Friday, July 27, 2012

Thread Finds from the Treasure State

"The Treasure State" ... a nickname of Montana because of the gold and silver and copper that have been mined from various areas within the state for well over 100 years. But this state of my childhood (and hopefully of our retirement) has more treasures than those of economic value. Its mountains and plains, rivers, lake and streams, critters of all sorts and abundant plant life, and plenty of space ... lots of space! ... all come together to form one treasure that is available to anyone and everyone who takes the time and energy to enjoy it.

Frankly, I believe it's the people of Montana that are the real treasures of the 21st century. During my recent 2-week stay there, I met some real jewels.

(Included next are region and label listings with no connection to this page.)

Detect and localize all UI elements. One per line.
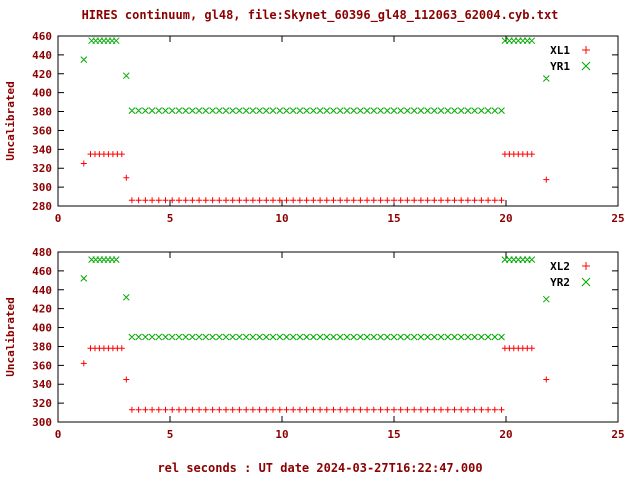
y-tick-label: 400 <box>32 322 52 335</box>
y-tick-label: 340 <box>32 143 52 156</box>
y-tick-label: 440 <box>32 284 52 297</box>
legend-label-YR1: YR1 <box>550 60 570 73</box>
y-tick-label: 340 <box>32 378 52 391</box>
x-tick-label: 0 <box>55 428 62 441</box>
legend-marker-XL2 <box>582 262 590 270</box>
plot-frame <box>57 35 619 207</box>
y-tick-label: 480 <box>32 246 52 259</box>
y-tick-label: 460 <box>32 30 52 43</box>
y-tick-label: 320 <box>32 397 52 410</box>
x-tick-label: 0 <box>55 212 62 225</box>
chart-title: HIRES continuum, gl48, file:Skynet_60396… <box>81 8 559 22</box>
legend-marker-YR1 <box>581 61 591 71</box>
series-YR2-points <box>80 256 550 341</box>
x-tick-label: 5 <box>167 212 174 225</box>
x-tick-label: 25 <box>611 212 624 225</box>
x-tick-label: 20 <box>499 212 512 225</box>
series-XL2-points <box>80 345 550 413</box>
legend-label-XL1: XL1 <box>550 44 570 57</box>
x-axis-label: rel seconds : UT date 2024-03-27T16:22:4… <box>157 461 483 475</box>
bottom-chart: 0 5 10 15 20 25 300 320 340 360 380 400 420 440 460 480… <box>4 246 625 441</box>
legend-label-YR2: YR2 <box>550 276 570 289</box>
top-chart: 0 5 10 15 20 25 280 300 320 340 360 380 400 420 440 460… <box>4 30 625 225</box>
legend-label-XL2: XL2 <box>550 260 570 273</box>
x-tick-label: 15 <box>387 428 400 441</box>
y-tick-label: 400 <box>32 87 52 100</box>
y-tick-label: 300 <box>32 416 52 429</box>
y-axis-label: Uncalibrated <box>4 297 17 376</box>
y-tick-label: 280 <box>32 200 52 213</box>
y-tick-label: 420 <box>32 68 52 81</box>
y-tick-label: 320 <box>32 162 52 175</box>
x-tick-label: 5 <box>167 428 174 441</box>
x-tick-label: 20 <box>499 428 512 441</box>
series-YR1-points <box>80 37 550 114</box>
y-tick-label: 460 <box>32 265 52 278</box>
x-tick-label: 15 <box>387 212 400 225</box>
x-tick-label: 25 <box>611 428 624 441</box>
series-XL1-points <box>80 151 550 204</box>
y-tick-label: 360 <box>32 359 52 372</box>
legend-marker-YR2 <box>581 277 591 287</box>
legend-marker-XL1 <box>582 46 590 54</box>
x-tick-label: 10 <box>275 428 288 441</box>
y-axis-label: Uncalibrated <box>4 81 17 160</box>
y-tick-label: 300 <box>32 181 52 194</box>
plot-frame <box>57 251 619 423</box>
x-tick-label: 10 <box>275 212 288 225</box>
y-tick-label: 380 <box>32 106 52 119</box>
y-tick-label: 420 <box>32 303 52 316</box>
y-tick-label: 380 <box>32 340 52 353</box>
y-tick-label: 440 <box>32 49 52 62</box>
y-tick-label: 360 <box>32 124 52 137</box>
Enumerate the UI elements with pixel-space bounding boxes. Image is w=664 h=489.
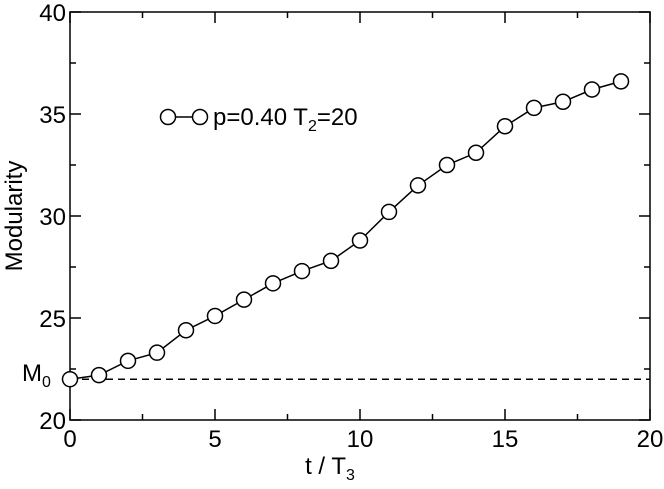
- x-tick-label: 20: [637, 426, 664, 453]
- y-tick-label: 35: [39, 102, 66, 129]
- data-point: [380, 203, 398, 221]
- data-point: [322, 252, 340, 270]
- data-point: [264, 275, 282, 292]
- legend-label-sub: 2: [308, 118, 317, 135]
- data-point: [235, 291, 253, 308]
- reference-label-sub: 0: [42, 374, 51, 391]
- data-point: [583, 81, 601, 98]
- y-tick-label: 25: [39, 306, 66, 333]
- y-tick-label: 30: [39, 204, 66, 231]
- legend-label-tail: =20: [317, 104, 358, 131]
- data-point: [61, 370, 79, 388]
- series-markers: [61, 73, 630, 388]
- data-point: [351, 232, 369, 249]
- data-point: [90, 366, 108, 384]
- data-point: [148, 344, 166, 361]
- x-tick-label: 15: [492, 426, 519, 453]
- legend-marker-right: [191, 108, 209, 126]
- legend-marker-left: [159, 108, 177, 126]
- legend-label: p=0.40 T2=20: [213, 104, 358, 135]
- reference-label-m0: M0: [22, 360, 51, 391]
- data-point: [177, 321, 195, 339]
- legend: p=0.40 T2=20: [159, 104, 358, 135]
- data-point: [467, 144, 485, 162]
- y-tick-label: 20: [39, 408, 66, 435]
- x-tick-label: 5: [208, 426, 221, 453]
- data-point: [496, 117, 514, 135]
- data-point: [612, 73, 630, 90]
- x-axis-label-sub: 3: [346, 467, 355, 484]
- axis-ticks: [69, 11, 651, 421]
- x-tick-label: 0: [63, 426, 76, 453]
- data-point: [409, 177, 427, 194]
- data-point: [554, 93, 572, 111]
- y-axis-label: Modularity: [1, 161, 28, 272]
- data-point: [293, 262, 311, 280]
- y-tick-label: 40: [39, 0, 66, 27]
- data-point: [438, 156, 456, 174]
- data-point: [525, 99, 543, 117]
- x-axis-label: t / T3: [305, 453, 355, 484]
- data-point: [206, 307, 224, 325]
- data-point: [119, 352, 137, 370]
- x-tick-label: 10: [347, 426, 374, 453]
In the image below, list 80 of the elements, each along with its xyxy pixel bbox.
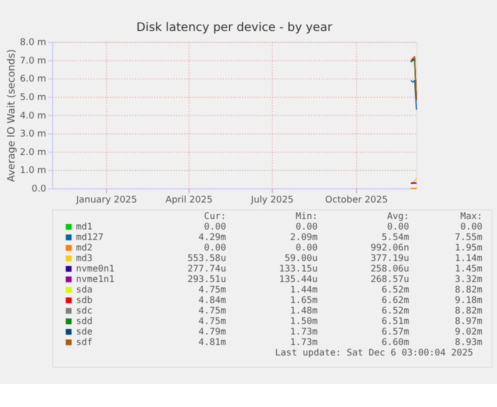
- text: 4.75m: [198, 317, 227, 328]
- text: 1.50m: [290, 317, 318, 328]
- x-tick-label: October 2025: [325, 196, 388, 206]
- text: 133.15u: [279, 264, 318, 275]
- text: 1.65m: [290, 296, 318, 306]
- y-tick-label: 6.0 m: [20, 74, 46, 85]
- y-tick-label: 0.0: [32, 184, 46, 195]
- text: Min:: [296, 212, 318, 222]
- legend-label: md127: [76, 233, 104, 244]
- text: 1.73m: [290, 328, 318, 338]
- y-tick-label: 1.0 m: [20, 166, 46, 176]
- text: 293.51u: [188, 275, 226, 286]
- text: 8.97m: [454, 317, 483, 328]
- text: 6.57m: [382, 328, 410, 338]
- text: 1.45m: [454, 264, 483, 275]
- text: 992.06n: [370, 244, 410, 254]
- text: 9.18m: [454, 296, 483, 306]
- text: 0.00: [296, 222, 318, 233]
- y-tick-label: 7.0 m: [20, 56, 46, 66]
- legend-label: nvme0n1: [76, 264, 114, 275]
- text: 6.62m: [382, 296, 410, 306]
- legend-label: sdb: [76, 296, 92, 306]
- text: 6.51m: [382, 317, 410, 328]
- text: 1.73m: [290, 338, 318, 348]
- legend-label: sdd: [76, 317, 92, 328]
- text: 4.75m: [198, 306, 227, 317]
- text: 59.00u: [284, 254, 318, 264]
- text: 0.00: [204, 222, 226, 233]
- y-tick-label: 2.0 m: [20, 148, 46, 158]
- text: 6.60m: [382, 338, 410, 348]
- text: 553.58u: [188, 254, 226, 264]
- legend-label: sdc: [76, 306, 92, 317]
- text: 377.19u: [370, 254, 410, 264]
- chart-title: Disk latency per device - by year: [136, 20, 332, 34]
- legend-label: sdf: [76, 338, 92, 348]
- text: 4.84m: [198, 296, 227, 306]
- text: 0.00: [296, 244, 318, 254]
- text: 4.79m: [198, 328, 227, 338]
- legend-label: md3: [76, 254, 92, 264]
- text: Cur:: [204, 212, 226, 222]
- text: 4.75m: [198, 286, 227, 296]
- text: 1.48m: [290, 306, 318, 317]
- text: 8.93m: [454, 338, 483, 348]
- x-tick-label: January 2025: [75, 196, 138, 206]
- text: 9.02m: [454, 328, 483, 338]
- text: 0.00: [460, 222, 482, 233]
- text: Avg:: [387, 212, 410, 222]
- y-axis-title: Average IO Wait (seconds): [6, 49, 18, 182]
- text: 8.82m: [454, 306, 483, 317]
- text: 0.00: [387, 222, 410, 233]
- text: 277.74u: [188, 264, 226, 275]
- text: 6.52m: [382, 286, 410, 296]
- text: 6.52m: [382, 306, 410, 317]
- y-tick-label: 8.0 m: [20, 38, 46, 48]
- x-tick-label: July 2025: [250, 196, 294, 206]
- text: 0.00: [204, 244, 226, 254]
- text: 4.29m: [198, 233, 227, 244]
- text: 8.82m: [454, 286, 483, 296]
- text: 5.54m: [382, 233, 410, 244]
- text: 7.55m: [454, 233, 483, 244]
- legend-label: md1: [76, 222, 92, 233]
- text: 1.14m: [454, 254, 483, 264]
- text: Max:: [460, 212, 482, 222]
- text: 4.81m: [198, 338, 227, 348]
- legend-label: md2: [76, 244, 92, 254]
- text: 135.44u: [279, 275, 318, 286]
- text: Last update: Sat Dec 6 03:00:04 2025: [275, 348, 474, 359]
- y-tick-label: 5.0 m: [20, 93, 46, 104]
- y-tick-label: 3.0 m: [20, 130, 46, 140]
- text: 2.09m: [290, 233, 318, 244]
- y-tick-label: 4.0 m: [20, 111, 46, 122]
- legend-label: sde: [76, 328, 92, 338]
- text: 3.32m: [454, 275, 483, 286]
- legend-label: sda: [76, 286, 92, 296]
- text: 258.06u: [370, 264, 410, 275]
- text: 268.57u: [370, 275, 410, 286]
- text: 1.44m: [290, 286, 318, 296]
- x-tick-label: April 2025: [165, 196, 213, 206]
- text: 1.95m: [454, 244, 483, 254]
- legend-label: nvme1n1: [76, 275, 114, 286]
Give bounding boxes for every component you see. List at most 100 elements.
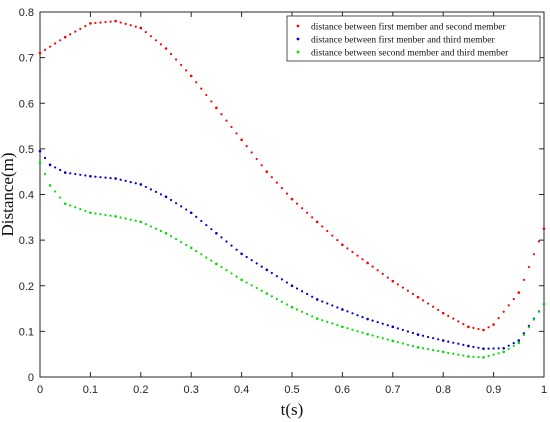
series-dot (250, 284, 253, 287)
series-dot (48, 45, 52, 48)
series-dot (300, 310, 304, 313)
series-dot (477, 346, 480, 349)
series-dot (74, 206, 77, 209)
legend-marker-0 (296, 24, 300, 28)
series-dot (134, 25, 137, 28)
series-dot (437, 349, 440, 353)
series-dot (210, 100, 213, 103)
series-dot (361, 331, 364, 334)
series-dot (336, 306, 339, 309)
series-dot (215, 232, 218, 235)
series-dot (482, 356, 485, 359)
series-dot (84, 25, 87, 28)
series-dot (180, 240, 183, 244)
series-dot (477, 355, 480, 359)
series-dot (114, 177, 117, 180)
series-dot (104, 213, 107, 217)
series-dot (200, 87, 203, 90)
series-dot (154, 39, 158, 42)
series-dot (119, 21, 122, 24)
series-dot (290, 197, 294, 201)
series-dot (396, 283, 399, 286)
series-dot (250, 259, 253, 262)
y-tick-label: 0.1 (19, 326, 34, 338)
series-dot (195, 249, 198, 253)
series-dot (432, 348, 435, 352)
series-dot (149, 188, 152, 191)
series-dot (124, 217, 127, 220)
series-dot (492, 353, 495, 356)
series-dot (421, 334, 425, 337)
series-dot (260, 164, 263, 167)
series-dot (432, 305, 435, 308)
series-dot (164, 47, 168, 50)
series-dot (371, 319, 374, 322)
series-dot (457, 320, 460, 323)
series-dot (502, 347, 505, 350)
series-dot (452, 341, 455, 344)
series-dot (462, 343, 465, 346)
series-dot (326, 229, 329, 233)
series-dot (542, 302, 546, 306)
series-dot (280, 300, 284, 303)
series-dot (502, 350, 505, 354)
series-dot (200, 219, 203, 223)
series-dot (326, 320, 329, 323)
series-dot (99, 213, 102, 216)
series-dot (366, 317, 369, 321)
series-dot (230, 244, 233, 247)
series-dot (537, 240, 541, 243)
series-dot (401, 328, 404, 332)
series-dot (482, 328, 485, 332)
series-dot (94, 175, 97, 178)
series-dot (275, 297, 278, 301)
series-dot (341, 308, 344, 311)
series-dot (69, 204, 72, 207)
series-dot (447, 340, 450, 343)
series-dot (270, 271, 273, 275)
y-tick-label: 0.5 (19, 144, 34, 156)
series-dot (159, 43, 163, 46)
series-dot (285, 303, 289, 306)
series-dot (48, 184, 52, 187)
series-dot (119, 178, 122, 181)
series-dot (381, 272, 384, 275)
series-dot (195, 215, 198, 218)
series-dot (200, 253, 203, 256)
series-dot (306, 292, 309, 296)
series-dot (437, 338, 440, 341)
series-dot (447, 314, 450, 317)
series-dot (517, 291, 520, 294)
y-axis-ticks: 0 0.1 0.2 0.3 0.4 0.5 0.6 0.7 0.8 (19, 7, 544, 384)
series-dot (215, 106, 218, 109)
series-dot (43, 48, 47, 51)
series-dot (386, 276, 389, 279)
series-dot (507, 304, 510, 307)
series-dot (487, 347, 490, 350)
x-tick-label: 0.9 (486, 384, 501, 396)
x-tick-label: 0.7 (385, 384, 400, 396)
series-2 (38, 161, 546, 359)
series-dot (482, 347, 485, 350)
series-dot (89, 211, 92, 214)
series-dot (457, 342, 460, 345)
series-dot (522, 278, 525, 281)
series-dot (230, 272, 233, 275)
series-dot (64, 171, 67, 174)
series-dot (421, 299, 425, 302)
series-dot (109, 176, 112, 180)
series-dot (79, 27, 82, 30)
series-dot (280, 187, 284, 190)
series-dot (94, 21, 97, 25)
series-dot (437, 308, 440, 312)
series-dot (376, 269, 379, 272)
series-dot (295, 287, 299, 290)
series-dot (336, 324, 339, 327)
y-axis-title: Distance(m) (0, 152, 17, 236)
series-dot (104, 20, 107, 24)
series-dot (220, 236, 223, 239)
series-dot (225, 119, 228, 122)
series-dot (195, 81, 198, 84)
series-dot (245, 145, 248, 148)
series-dot (381, 337, 384, 340)
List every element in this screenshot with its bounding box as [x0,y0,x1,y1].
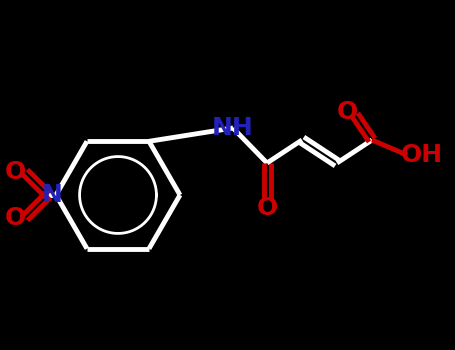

One of them, Debbie Rodgers, owns this store, Willows & Wool. I found out about her from a young lady who was in the vendor area of the 2012 Sapphire Quilt Show spinning yarn, both on a spindle and with a wheel. That's what is really cool about quilt shows ... all sorts of fiber artists show up! The young lady told me about Willows & Wool and handed me a business card. Located in Corvallis, Montana deep in the heart of the Bitterroot Valley, I was quite happy to go and hunt this store down. I had not explore Corvallis as of yet and my Mom was a willing participant in the hunt. She's nothing if not my main enabler of anything and everything to do with craft!

Can you imagine showing up to work at a place like this? I not only can imagine it, I dream of it. Those are some of the Bitterroot Mountain Range in the background; presently obscured a bit by haze from the Chrandal Creek fire that is still quite active. One of the problems of living and visiting Montana is that fire is ever-present during the summer months. The people are stoic about it, being aware of the restorative power of nature which often needs fire to clean out the old and bring in the new. Thankfully, this fire poses no threat to the people of the Bitterroot Valley, but it does put a smoke blanket on the view of awesome mountain peaks.

I can't believe I neglected to take photos inside the shop! I recalled the thrill the first time I entered into a quilt shop and seeing hundreds and hundreds of bolts of fabric lining shelves from ceiling to floor in a rainbow of color. A fiber store is even more exciting the first time! Not only is there a rainbow of color, but such a grand variety of fiber ... both animal- and plant-based fiber. My head was spinning. (Pun intended.) And all the "toys" to go along with weaving and spinning.

I bought a couple bags of fiber, one of which is shown here. Locally raised alpaca, I get a kick out of the package label showing the actual animal the fleece came from!

Alpaca is incredibly soft and is not cheap. Since I am still a newbie spinner, I do not want to spend  a small fortune on fleece and fiber while still at the beginning of my learning curve. But this package was quite affordable and it was LARGE. There's enough fleece to spin plenty of yarn for a serious project. And I love the color. It can be dyed, although I've not yet learned about dying natural yarns. But the color is gorgeous on it's own and someday brown will really become the "new black."

Debbie was gracious enough to give me a discount on this fleece too, because of the debris that remained in the roving, even after was seems to have been plenty of washing and prepping. The feel of the fleece is soft and dry, hence proof it's been washed enough. I do not know enough about prepping fleece to know why bits of straw and other farm debris remains in the fleece, but there they are, and their presence brought of price of the fleece down to a "steal."



I found that it was easiest to pick the debris out during the actual spinning. The flecks of straw stand out from the fiber when getting a good twist going. Remember, I am a newbie, so this extra effort is not bothering me too much. Actually, it's giving me some lessons about the properties of alpaca fleece! (And yeah, lemonade is one of my all-time favorite drinks.)



This fleece is so easy to work with ... so soft, and the pre-drafting done by the folks of Misti Mountain Treasures sure has helped me keep my spun yarn somewhat consistent. To think this is only my thread attempt at spinning yarn! Not bad, don't you think?






I couldn't help myself! I've seen this sticker around on various items ... most of them souvenirs.
A parting shot of the signage for Willows & Wool. I was grateful for the sign because it made finding the store a lot easier to find from the road. The store is actually one of the outbuildings on the owner's spread. Debbie does not have far to commute!!

So if you are a spinner or a weaver (whether weaving fabric on looms or baskets from willow) do take the effort to visit Debbie and her store. She is a most gracious hostess and so are her two Boston Terriers who will greet you with a wiggle and a smile.